I’ve been thinking a lot about judgments lately. Judging is a natural part of our existence. We begin judging others even as very small children. We do this instinctively in part out of survival by relying on the reptilian and emotional parts of the brain. We do this long before the higher functioning parts of our brain are developed. You may have heard about the fantastic brain cells called mirror-neurons that play a key role in this regard. They are taking in everything and helping us model behavior or identify behavior we unconsciously judge as something we should or should not do. Of course as we mature, we are able to consider our feelings, actions and judgments in a more complex manner, and begin to articulate how things “should” be. Whether or not our judgments are accurate and true or made-up doesn’t matter. At this point our judgments have a lot less to do with survival and more to do with how we see others and ourselves in the world.
There seems to be no end to the amount of judgments, usually negative, that we heap on our family, friends, partners, co-workers, strangers (ever judge that person in the grocery line in front of you?) and of course, the biggest recipient of all — ourselves.
So what? I judge others, they judge me, that’s how it works. Oh — and my judgment is more accurate than yours of course.
I maintain that these judgments, unchecked and unexamined, actually create a prison that holds you back from achieving your best. Each time you have a judgment, it’s like adding a brick to a wall that you are building around yourself. Every time you maintain, someone should be like….you are saying that you should be or already are like that. Judgment by judgment, brick by brick, eventually you’ve created a nice tight cell which walls you off from connecting with others and worse, your best self and higher purpose. That’s a lonely existence if not claustrophobic. There’s barely any room for you at all.
There is an answer of course. It’s called Empathy.
Empathy: “the action of understanding, being aware of, being sensitive to, and vicariously experiencing the feelings, thoughts, and experiences of another of either the past or present without having the feelings, thoughts, and experiences fully communicated in an objectively explicit manner.”
Here’s an easier way to think about it from someone I met in a class years ago. “Empathy, she said, is like you and I each having a glass of water and there is a third empty glass on the table. Each time we talk about something going on for us, we can pour some water in the third glass. We don’t pour the water back and forth in our own glasses because that would overflow one of our glasses. But the empathy glass has room for both of us because neither of us is trying to put our “stuff” into/onto the other person. We are both equally heard.”
Empathy is a cornerstone of emotional intelligence or (EQ). In the model I use in my coaching practice it follows under an EQ competency category of Give Yourself.

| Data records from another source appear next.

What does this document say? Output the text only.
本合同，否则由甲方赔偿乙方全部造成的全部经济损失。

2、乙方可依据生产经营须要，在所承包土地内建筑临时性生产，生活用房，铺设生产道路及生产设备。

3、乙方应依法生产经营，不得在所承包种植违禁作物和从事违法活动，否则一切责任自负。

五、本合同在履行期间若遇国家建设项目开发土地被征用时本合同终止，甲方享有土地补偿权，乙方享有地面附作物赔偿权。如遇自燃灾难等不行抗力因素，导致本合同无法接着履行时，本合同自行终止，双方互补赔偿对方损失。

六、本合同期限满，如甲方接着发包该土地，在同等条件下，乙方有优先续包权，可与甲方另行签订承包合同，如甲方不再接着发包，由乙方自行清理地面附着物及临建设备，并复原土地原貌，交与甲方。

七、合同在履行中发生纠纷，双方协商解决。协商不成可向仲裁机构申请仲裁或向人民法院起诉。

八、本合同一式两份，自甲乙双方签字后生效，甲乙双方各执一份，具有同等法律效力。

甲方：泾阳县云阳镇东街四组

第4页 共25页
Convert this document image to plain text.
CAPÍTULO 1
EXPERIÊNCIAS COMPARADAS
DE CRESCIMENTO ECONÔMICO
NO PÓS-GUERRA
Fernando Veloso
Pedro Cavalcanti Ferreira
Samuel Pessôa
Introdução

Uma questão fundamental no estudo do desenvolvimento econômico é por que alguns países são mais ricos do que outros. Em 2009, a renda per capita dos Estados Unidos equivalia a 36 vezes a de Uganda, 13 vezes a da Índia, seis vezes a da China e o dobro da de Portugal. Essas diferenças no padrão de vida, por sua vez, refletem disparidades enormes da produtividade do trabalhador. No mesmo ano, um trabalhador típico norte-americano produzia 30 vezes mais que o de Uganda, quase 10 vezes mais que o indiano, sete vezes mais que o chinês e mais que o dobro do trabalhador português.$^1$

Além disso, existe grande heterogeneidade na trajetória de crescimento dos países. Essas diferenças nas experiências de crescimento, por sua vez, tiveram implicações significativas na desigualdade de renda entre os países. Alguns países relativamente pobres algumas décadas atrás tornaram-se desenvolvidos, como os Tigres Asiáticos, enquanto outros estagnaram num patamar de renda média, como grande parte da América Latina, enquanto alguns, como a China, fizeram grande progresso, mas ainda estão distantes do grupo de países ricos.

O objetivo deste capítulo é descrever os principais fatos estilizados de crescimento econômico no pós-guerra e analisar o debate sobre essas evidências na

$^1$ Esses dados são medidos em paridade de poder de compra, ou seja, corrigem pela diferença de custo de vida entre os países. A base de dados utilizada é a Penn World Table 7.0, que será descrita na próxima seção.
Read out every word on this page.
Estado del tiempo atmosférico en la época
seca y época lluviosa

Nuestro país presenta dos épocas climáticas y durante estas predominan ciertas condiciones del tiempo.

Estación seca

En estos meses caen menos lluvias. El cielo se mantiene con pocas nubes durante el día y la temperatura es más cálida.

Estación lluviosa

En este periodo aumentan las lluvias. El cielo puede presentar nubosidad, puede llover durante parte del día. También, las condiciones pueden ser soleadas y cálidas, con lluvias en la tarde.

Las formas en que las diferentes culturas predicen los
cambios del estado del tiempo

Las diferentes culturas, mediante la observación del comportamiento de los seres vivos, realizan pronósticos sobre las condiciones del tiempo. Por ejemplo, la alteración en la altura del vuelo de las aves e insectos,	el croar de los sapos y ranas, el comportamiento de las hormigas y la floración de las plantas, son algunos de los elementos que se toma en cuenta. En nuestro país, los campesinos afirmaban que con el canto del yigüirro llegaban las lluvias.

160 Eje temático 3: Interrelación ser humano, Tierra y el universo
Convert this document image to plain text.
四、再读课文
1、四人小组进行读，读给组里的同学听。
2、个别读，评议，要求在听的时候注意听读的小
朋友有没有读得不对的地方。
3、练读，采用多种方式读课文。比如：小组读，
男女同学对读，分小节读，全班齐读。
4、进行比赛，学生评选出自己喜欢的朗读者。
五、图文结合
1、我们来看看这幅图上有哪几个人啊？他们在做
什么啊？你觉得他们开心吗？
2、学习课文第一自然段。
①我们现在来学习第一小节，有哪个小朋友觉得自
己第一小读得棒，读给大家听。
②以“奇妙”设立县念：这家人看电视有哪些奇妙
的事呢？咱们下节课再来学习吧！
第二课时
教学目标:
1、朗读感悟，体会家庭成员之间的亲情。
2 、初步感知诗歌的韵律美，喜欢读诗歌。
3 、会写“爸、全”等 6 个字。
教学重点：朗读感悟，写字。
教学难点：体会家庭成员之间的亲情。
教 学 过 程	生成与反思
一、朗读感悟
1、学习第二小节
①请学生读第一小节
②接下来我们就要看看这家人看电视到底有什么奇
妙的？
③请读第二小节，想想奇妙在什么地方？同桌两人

Empathy is a gift that you give yourself because when you have empathy for others, you make a little more space for yourself. There’s breathing room for your own mistakes and the times that invariably you misjudged others. Each time you show empathy, you get to take down a brick off the wall (or at minimum, not put up another brick). That’s freedom. That lets you step out of the prison cell when you want and pursue whatever it is that you’re after.
So today, notice those judgments. Do you want to put another brick on the wall or do you want to take one down? How’s the view now?
Perhaps it’s time to start to dismantle your own Berlin wall.